I was in second grade before I heard my first cuss word, let alone saying it out loud. And the one time that I did say it in front of my dad, let’s just say that it didn’t end well for me. But sitting there Saturday night, hearing my son say Son of a B….. for the first time, totally caught me off guard. I was speechless for about 30 seconds.

And then I was faced with two choices and he knew as soon as he said it, that he was in trouble. But Option 1, take him out side and spank him or Option 2, calmly explain that what he said was wrong. So, I went with option 2 and we talked about how little boys do not need to talk that way.
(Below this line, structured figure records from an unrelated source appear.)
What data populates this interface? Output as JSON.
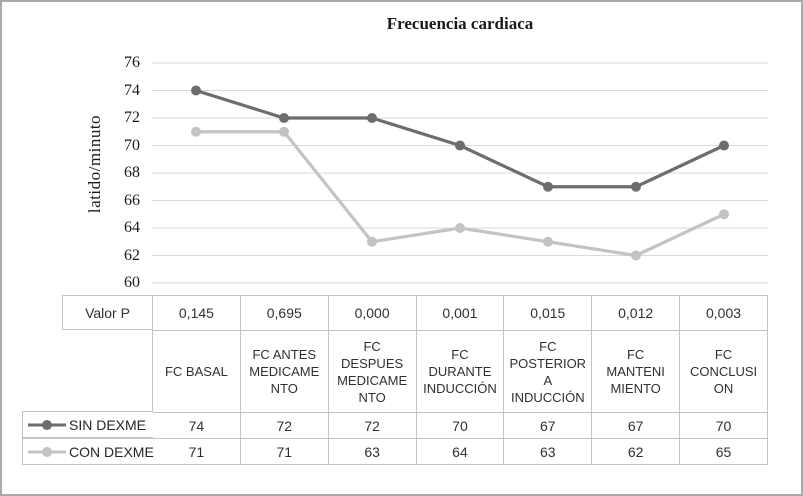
{
  "chart": {
    "title": "Frecuencia cardiaca",
    "y_axis_title": "latido/minuto",
    "y_ticks": [
      76,
      74,
      72,
      70,
      68,
      66,
      64,
      62,
      60
    ]
  },
  "chart_data": {
    "type": "line",
    "title": "Frecuencia cardiaca",
    "ylabel": "latido/minuto",
    "xlabel": "",
    "ylim": [
      60,
      76
    ],
    "grid": true,
    "legend_position": "left-of-data-table",
    "gridline_color": "#d9d9d9",
    "categories": [
      "FC BASAL",
      "FC ANTES MEDICAMENTO",
      "FC DESPUES MEDICAMENTO",
      "FC DURANTE INDUCCIÓN",
      "FC POSTERIOR A INDUCCIÓN",
      "FC MANTENIMIENTO",
      "FC CONCLUSION"
    ],
    "series": [
      {
        "name": "SIN DEXME",
        "values": [
          74,
          72,
          72,
          70,
          67,
          67,
          70
        ],
        "color": "#6d6d6d"
      },
      {
        "name": "CON DEXME",
        "values": [
          71,
          71,
          63,
          64,
          63,
          62,
          65
        ],
        "color": "#c3c3c3"
      }
    ],
    "valor_p": [
      0.145,
      0.695,
      0.0,
      0.001,
      0.015,
      0.012,
      0.003
    ]
  },
  "table": {
    "valor_p_label": "Valor P",
    "valor_p": [
      "0,145",
      "0,695",
      "0,000",
      "0,001",
      "0,015",
      "0,012",
      "0,003"
    ],
    "category_labels": [
      "FC BASAL",
      "FC ANTES\nMEDICAME\nNTO",
      "FC\nDESPUES\nMEDICAME\nNTO",
      "FC\nDURANTE\nINDUCCIÓN",
      "FC\nPOSTERIOR\nA\nINDUCCIÓN",
      "FC\nMANTENI\nMIENTO",
      "FC\nCONCLUSI\nON"
    ],
    "rows": [
      {
        "name": "SIN DEXME",
        "values": [
          "74",
          "72",
          "72",
          "70",
          "67",
          "67",
          "70"
        ]
      },
      {
        "name": "CON DEXME",
        "values": [
          "71",
          "71",
          "63",
          "64",
          "63",
          "62",
          "65"
        ]
      }
    ]
  }
}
Let’s just mark this down as just another thing that I was not expecting to deal with at such an early age.  I knew that it was coming, heck my wife swears like a sailor at sea, but I have really tried my best to keep my language clean. Now that being said, the boys are still not allowed to watch the UNC vs. dook basketball game, as I save all of my bad language for those games. But it was moments like Saturday night that really made me question if sending the boys to public school was the best option?

Do not get me wrong, I have zero plans to send the boys to private school for several reasons and the most important is that I pay city and state taxes, which directly effect the school, so why would I pay more? But more importantly, I will not lie and say that home schooling the boys did not cross my mine Saturday night.

As the night went on and we talked more about appropriate language, I was taken back to sitting on my grandfather’s front porch, talking with my Dad and he spanked me. And as I talked with my son’s about their choice of words and how they responded, I realized that I made the right choice in talking with them versus spanking. Even when they Son of a B….., I just sometimes shake my head.